[edit]
An Optimal High-Order Tensor Method for Convex Optimization
Proceedings of the Thirty-Second Conference on Learning Theory, PMLR 99:1799-1801, 2019.
Abstract
This paper is concerned with finding an optimal algorithm for minimizing a composite convex objective function. The basic setting is that the objective is the sum of two convex functions: the first function is smooth with up to the d-th order derivative information available, and the second function is possibly non-smooth, but its proximal tensor mappings can be computed approximately in an efficient manner. The problem is to find – in that setting – the best possible (optimal) iteration complexity for convex optimization.

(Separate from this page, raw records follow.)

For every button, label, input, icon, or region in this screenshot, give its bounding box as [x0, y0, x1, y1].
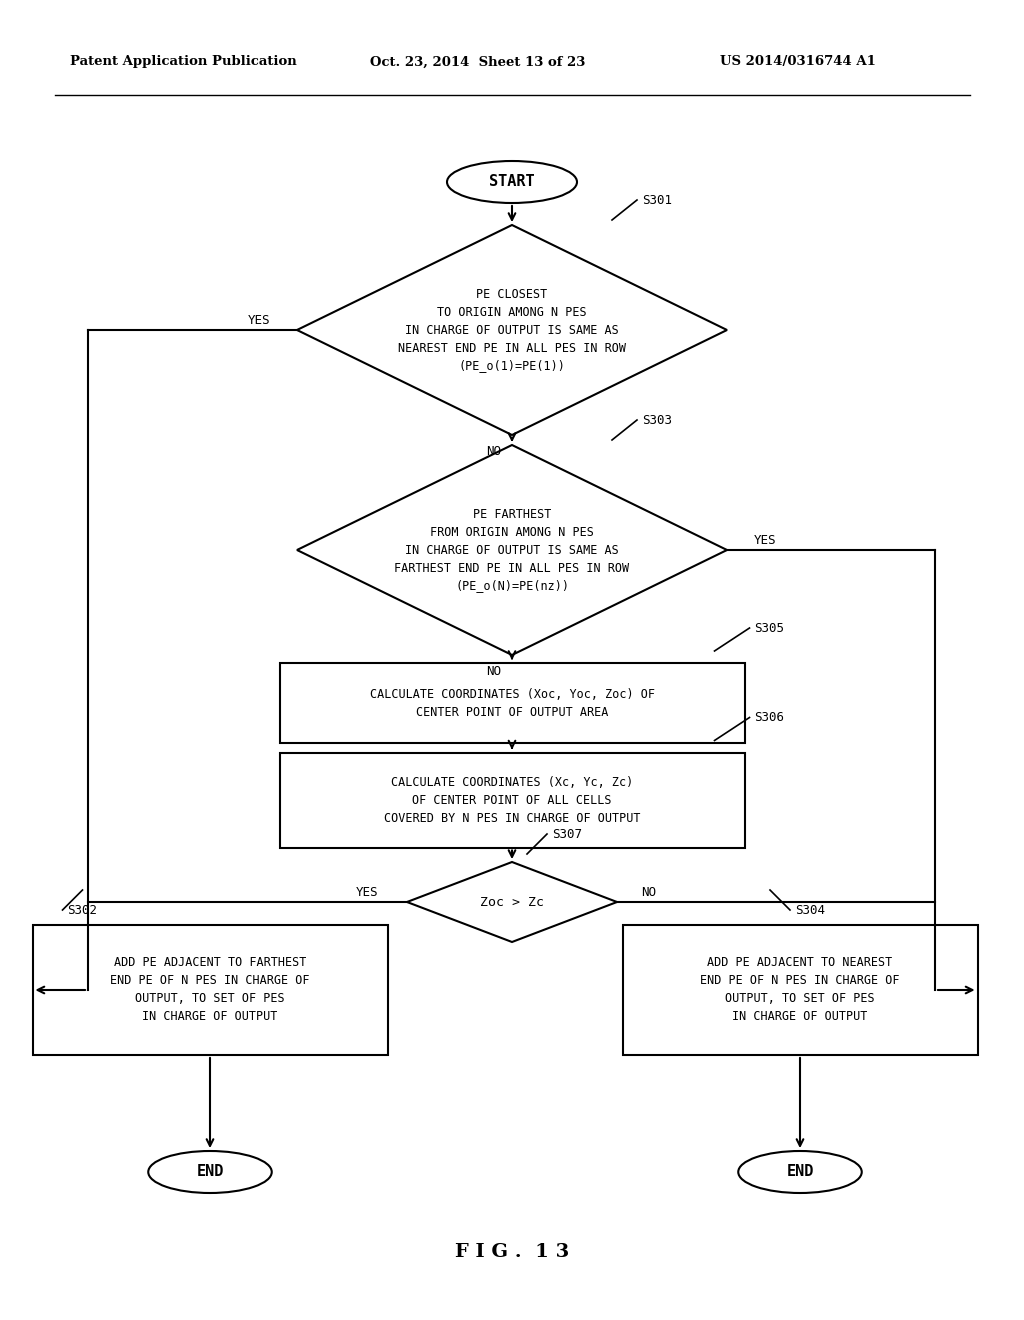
Text: S303: S303 — [642, 413, 672, 426]
Text: NO: NO — [486, 665, 502, 678]
Text: START: START — [489, 174, 535, 190]
Text: NO: NO — [486, 445, 502, 458]
Text: YES: YES — [754, 533, 776, 546]
Text: PE FARTHEST
FROM ORIGIN AMONG N PES
IN CHARGE OF OUTPUT IS SAME AS
FARTHEST END : PE FARTHEST FROM ORIGIN AMONG N PES IN C… — [394, 507, 630, 593]
Text: S305: S305 — [755, 622, 784, 635]
Text: YES: YES — [248, 314, 270, 326]
Text: S306: S306 — [755, 711, 784, 723]
Text: S304: S304 — [795, 903, 825, 916]
Text: CALCULATE COORDINATES (Xoc, Yoc, Zoc) OF
CENTER POINT OF OUTPUT AREA: CALCULATE COORDINATES (Xoc, Yoc, Zoc) OF… — [370, 688, 654, 718]
Text: NO: NO — [641, 886, 656, 899]
Text: Oct. 23, 2014  Sheet 13 of 23: Oct. 23, 2014 Sheet 13 of 23 — [370, 55, 586, 69]
Text: CALCULATE COORDINATES (Xc, Yc, Zc)
OF CENTER POINT OF ALL CELLS
COVERED BY N PES: CALCULATE COORDINATES (Xc, Yc, Zc) OF CE… — [384, 776, 640, 825]
Text: END: END — [197, 1164, 223, 1180]
Text: S301: S301 — [642, 194, 672, 206]
Text: F I G .  1 3: F I G . 1 3 — [455, 1243, 569, 1261]
Text: Patent Application Publication: Patent Application Publication — [70, 55, 297, 69]
Text: ADD PE ADJACENT TO NEAREST
END PE OF N PES IN CHARGE OF
OUTPUT, TO SET OF PES
IN: ADD PE ADJACENT TO NEAREST END PE OF N P… — [700, 957, 900, 1023]
Text: ADD PE ADJACENT TO FARTHEST
END PE OF N PES IN CHARGE OF
OUTPUT, TO SET OF PES
I: ADD PE ADJACENT TO FARTHEST END PE OF N … — [111, 957, 309, 1023]
Text: END: END — [786, 1164, 814, 1180]
Text: S307: S307 — [552, 828, 582, 841]
Text: US 2014/0316744 A1: US 2014/0316744 A1 — [720, 55, 876, 69]
Text: S302: S302 — [68, 903, 97, 916]
Text: Zoc > Zc: Zoc > Zc — [480, 895, 544, 908]
Text: PE CLOSEST
TO ORIGIN AMONG N PES
IN CHARGE OF OUTPUT IS SAME AS
NEAREST END PE I: PE CLOSEST TO ORIGIN AMONG N PES IN CHAR… — [398, 288, 626, 372]
Text: YES: YES — [355, 886, 378, 899]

Along that line, for the smooth case (without the second non-smooth part in the objective), Nesterov (1983) proposed an optimal algorithm for the first-order methods (d=1) with iteration complexity O( 1 / k^2 ). A high-order tensor algorithm with iteration complexity of O( 1 / k^{d+1} ) was proposed by Baes (2009) and Nesterov (2018). In this paper, we propose a new high-order tensor algorithm for the general composite case, with the iteration complexity of O( 1 / k^{(3d+1)/2} ), which matches the lower bound for the d-th order methods as established in Nesterov (2018) and Shamir et al. (2018), and hence is optimal. Our approach is based on the Accelerated Hybrid Proximal Extragradient (A-HPE) framework proposed in Monteiro and Svaiter (2013), where a bisection procedure is installed for each A-HPE iteration. At each bisection step a proximal tensor subproblem is approximately solved, and the total number of bisection steps per A-HPE iteration is bounded by a logarithmic factor in the precision required.